Furthermore, the effects of respiratory motions complicate liver studies. We decided against respiration synchronization, as this would have required three times as much measuring time. We used the stimulated echo acquisition mode in conjunction with water suppression techniques [34]. Spectral evaluation and quantification of metabolite concentrations was based on a fully automated program [31]. The spectra, however, have to be regarded critically. The resonance sequences can only be identified with an optimal signal/noise ratio. Therefore, the quantity of acquisitions is important. Acquisitions, similar to respiration synchronization, lead to a time problem. At a later stage, the signal/noise ratio depends on the coil. We used the body coil; however, a local surface coil would have optimized the signal/noise ratio.

Liver blood flow and MR imaging

In order to measure the liver perfusion, we selected gadolinium-enhanced MR imaging as a noninvasive assessment [16,17]. To the best of our knowledge, liver blood flow measurements have not been performed to date in humans, but portal venous flow, azygos venous blood flow and focal liver lesion blood flow measurements have been carried out in previous studies [35-37]. Our measurements were taken in the manual expiration hold at the respirator. Otherwise noise, which can worsen the signal/noise ratio, and the respiratory motions would lead to an inconsistent slice position and reproduction. The MR imaging in our study showed a median improvement of 41% in liver perfusion in our patients associated with a decrease in lactate signal intensities in liver tissue, and an increase in four patients in the cardiac index. The increase in cardiac index after NAC administration has already been shown in clinical studies [6,10]. These results suggest that NAC may have a beneficial effect on regional perfusion, which has already been shown in clinical and experimental studies [4,9]. The decrease in pulmonary vascular and systemic vascular resistance has been illustrated in some studies on endotoxemia in animals [9,38].

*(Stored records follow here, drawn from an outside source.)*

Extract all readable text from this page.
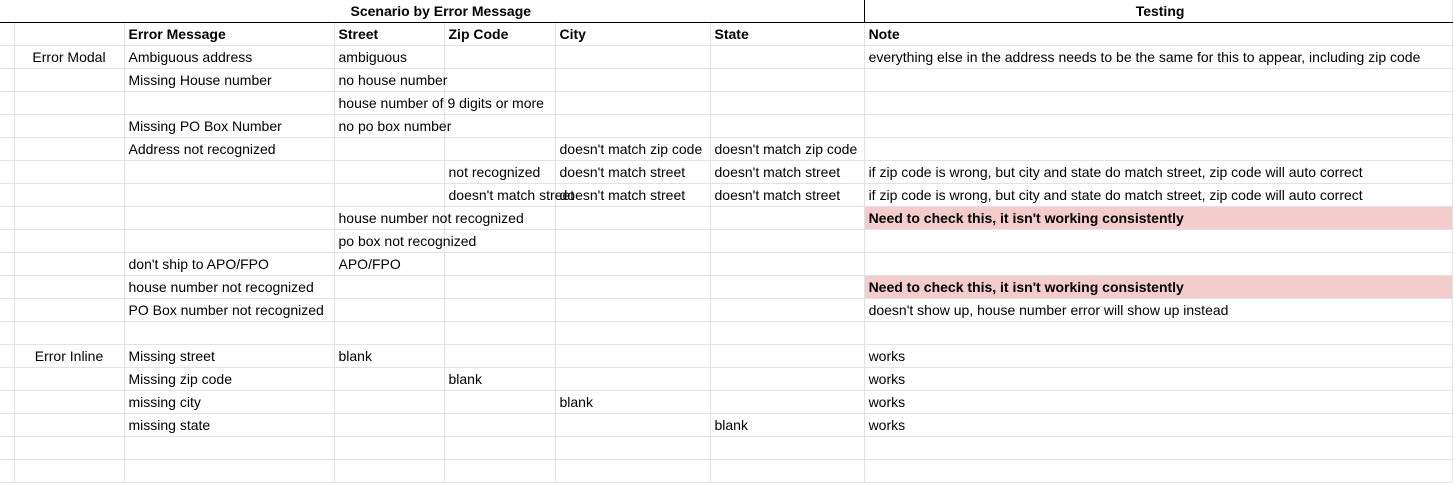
	Scenario by Error Message						Testing
		Error Message	Street	Zip Code	City	State	Note
	Error Modal	Ambiguous address	ambiguous				everything else in the address needs to be the same for this to appear, including zip code
		Missing House number	no house number				
			house number of 9 digits or more				
		Missing PO Box Number	no po box number				
		Address not recognized			doesn't match zip code	doesn't match zip code	
				not recognized	doesn't match street	doesn't match street	if zip code is wrong, but city and state do match street, zip code will auto correct
				doesn't match street	doesn't match street	doesn't match street	if zip code is wrong, but city and state do match street, zip code will auto correct
			house number not recognized				Need to check this, it isn't working consistently
			po box not recognized				
		don't ship to APO/FPO	APO/FPO				
		house number not recognized					Need to check this, it isn't working consistently
		PO Box number not recognized					doesn't show up, house number error will show up instead

	Error Inline	Missing street	blank				works
		Missing zip code		blank			works
		missing city			blank		works
		missing state				blank	works
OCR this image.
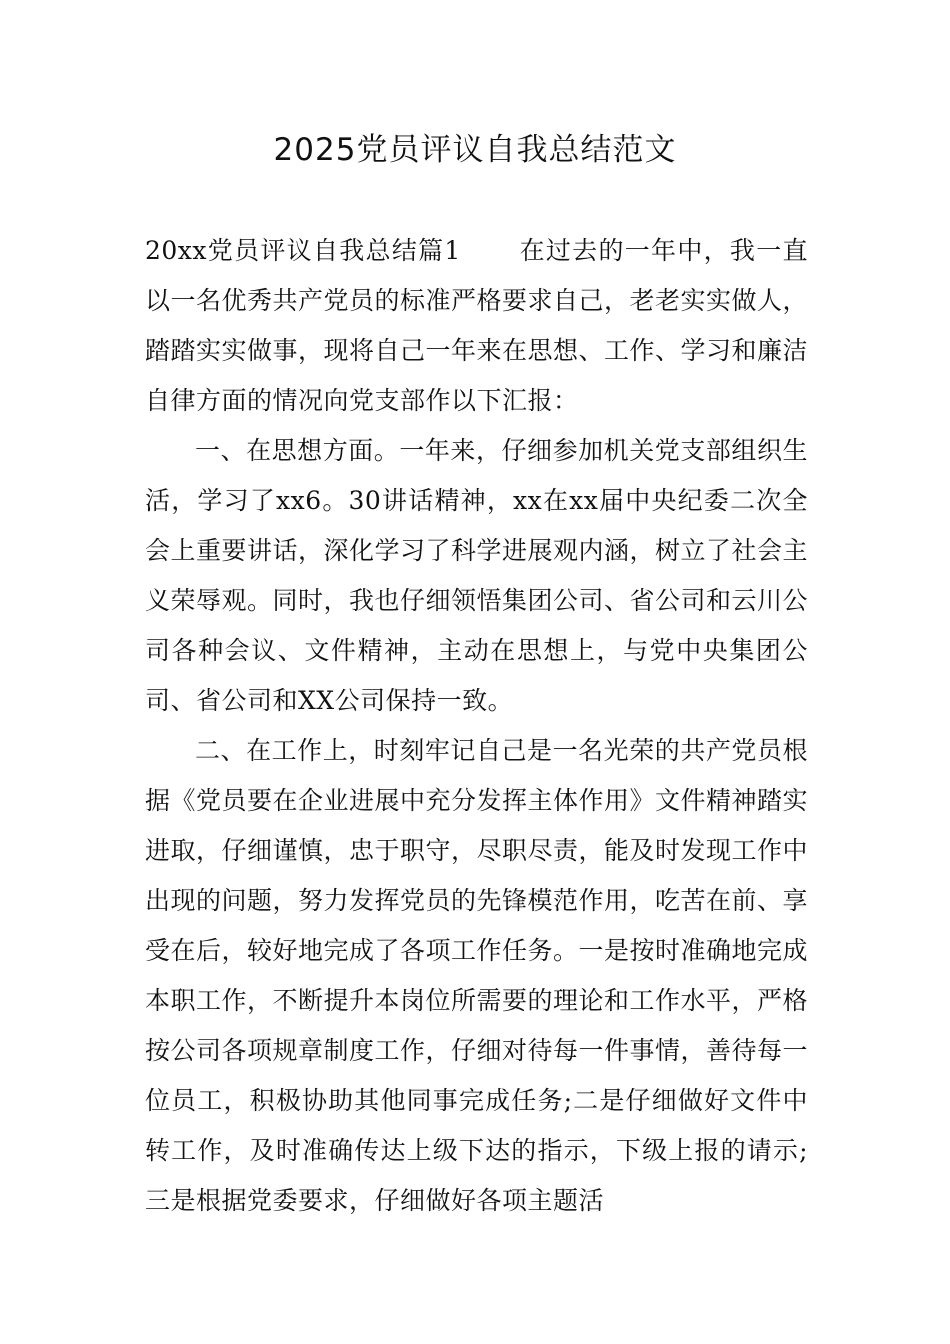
2025党员评议自我总结范文

20xx党员评议自我总结篇1 在过去的一年中，我一直以一名优秀共产党员的标准严格要求自己，老老实实做人，踏踏实实做事，现将自己一年来在思想、工作、学习和廉洁自律方面的情况向党支部作以下汇报：

一、在思想方面。一年来，仔细参加机关党支部组织生活，学习了xx6。30讲话精神，xx在xx届中央纪委二次全会上重要讲话，深化学习了科学进展观内涵，树立了社会主义荣辱观。同时，我也仔细领悟集团公司、省公司和云川公司各种会议、文件精神，主动在思想上，与党中央集团公司、省公司和XX公司保持一致。

二、在工作上，时刻牢记自己是一名光荣的共产党员根据《党员要在企业进展中充分发挥主体作用》文件精神踏实进取，仔细谨慎，忠于职守，尽职尽责，能及时发现工作中出现的问题，努力发挥党员的先锋模范作用，吃苦在前、享受在后，较好地完成了各项工作任务。一是按时准确地完成本职工作，不断提升本岗位所需要的理论和工作水平，严格按公司各项规章制度工作，仔细对待每一件事情，善待每一位员工，积极协助其他同事完成任务;二是仔细做好文件中转工作，及时准确传达上级下达的指示，下级上报的请示;三是根据党委要求，仔细做好各项主题活
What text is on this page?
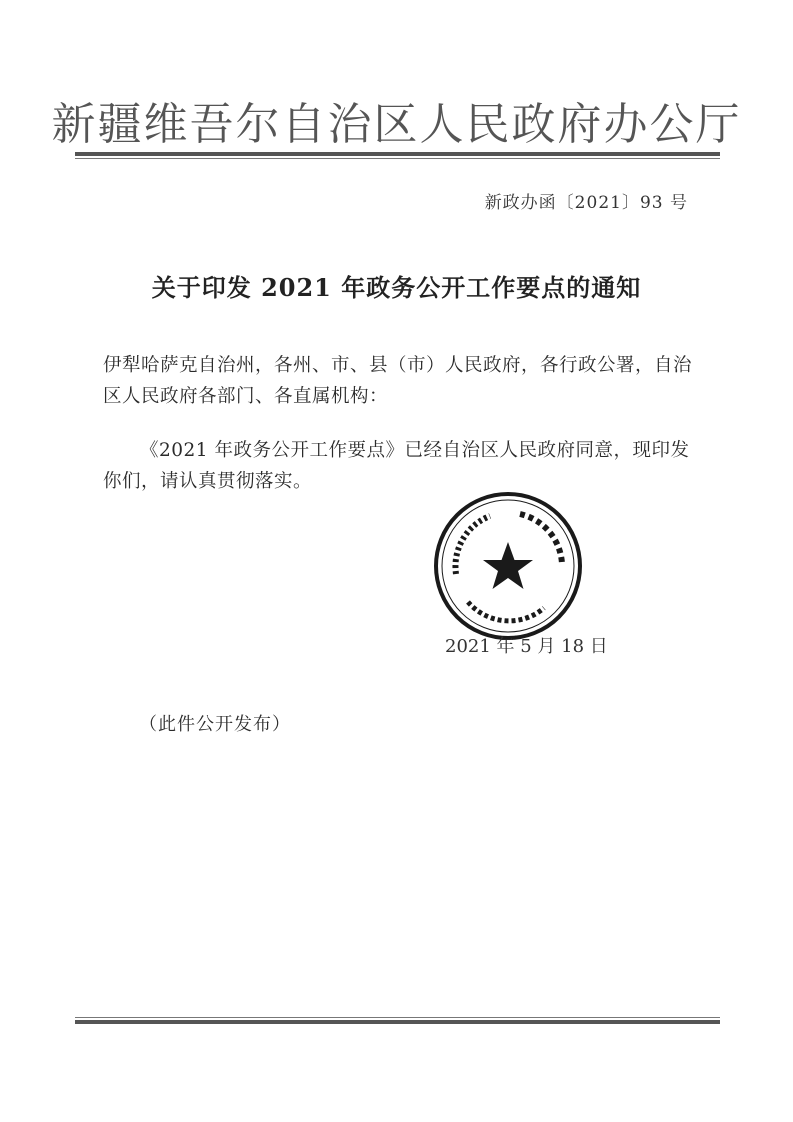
新疆维吾尔自治区人民政府办公厅
新政办函〔2021〕93 号
关于印发 2021 年政务公开工作要点的通知
伊犁哈萨克自治州，各州、市、县（市）人民政府，各行政公署，自治区人民政府各部门、各直属机构：
《2021 年政务公开工作要点》已经自治区人民政府同意，现印发你们，请认真贯彻落实。
2021 年 5 月 18 日
（此件公开发布）
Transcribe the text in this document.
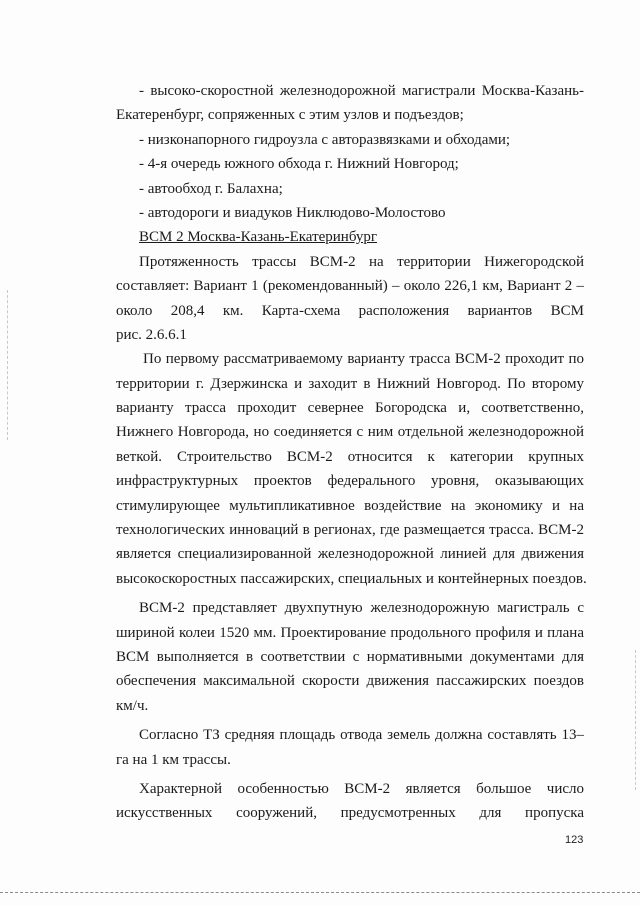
- высоко-скоростной железнодорожной магистрали Москва-Казань-
Екатеренбург, сопряженных с этим узлов и подъездов;
- низконапорного гидроузла с авторазвязками и обходами;
- 4-я очередь южного обхода г. Нижний Новгород;
- автообход г. Балахна;
- автодороги и виадуков Никлюдово-Молостово
ВСМ 2 Москва-Казань-Екатеринбург
Протяженность трассы ВСМ-2 на территории Нижегородской
составляет: Вариант 1 (рекомендованный) – около 226,1 км, Вариант 2 –
около 208,4 км. Карта-схема расположения вариантов ВСМ
рис. 2.6.6.1
По первому рассматриваемому варианту трасса ВСМ-2 проходит по
территории г. Дзержинска и заходит в Нижний Новгород. По второму
варианту трасса проходит севернее Богородска и, соответственно,
Нижнего Новгорода, но соединяется с ним отдельной железнодорожной
веткой. Строительство ВСМ-2 относится к категории крупных
инфраструктурных проектов федерального уровня, оказывающих
стимулирующее мультипликативное воздействие на экономику и на
технологических инноваций в регионах, где размещается трасса. ВСМ-2
является специализированной железнодорожной линией для движения
высокоскоростных пассажирских, специальных и контейнерных поездов.
ВСМ-2 представляет двухпутную железнодорожную магистраль с
шириной колеи 1520 мм. Проектирование продольного профиля и плана
ВСМ выполняется в соответствии с нормативными документами для
обеспечения максимальной скорости движения пассажирских поездов
км/ч.
Согласно ТЗ средняя площадь отвода земель должна составлять 13–
га на 1 км трассы.
Характерной особенностью ВСМ-2 является большое число
искусственных сооружений, предусмотренных для пропуска
123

The vasodilating effects of NAC may be caused by a direct relaxing action on vascular smooth muscle or by modulation of nitric oxide, which activates guanylate cyclase, leading to an increase in cyclic guanosine monophosphate accumulation and smooth muscle relaxation [4,39]. This vasodilating property could have been the cause of the decrease in the PaO2/FiO2 ratio seen in three of the five patients and of the increase in the norepinephrine dose seen in two of the five patients after NAC application, with a consecutive improvement in the PaO2/FiO2 ratio several hours after the intervention.


This report has shown, for the first time, that NAC decreases liver lactate signal intensities and increases perfusion measured by MR imaging and spectroscopy. The MEGX formation improved in all patients, probably due to a NAC-induced improvement in regional perfusion.

Competing interests

None declared.

Key messages

• N-acetylcysteine decreases liver lactate signal intensities in magnetic resonance spectroscopy

• N-acetylcysteine increases liver perfusion measured by magnetic resonance imaging

• N-acetylcysteine improves MEGX formation


1H-MRS = proton magnetic resonance spectroscopy; MEGX = monoethylglycinexylidide; MR = proton magnetic resonance; NAC = N-acetylcysteine; PaO2/FiO2 = partial arterial oxygen tension/inspirator oxygen fraction.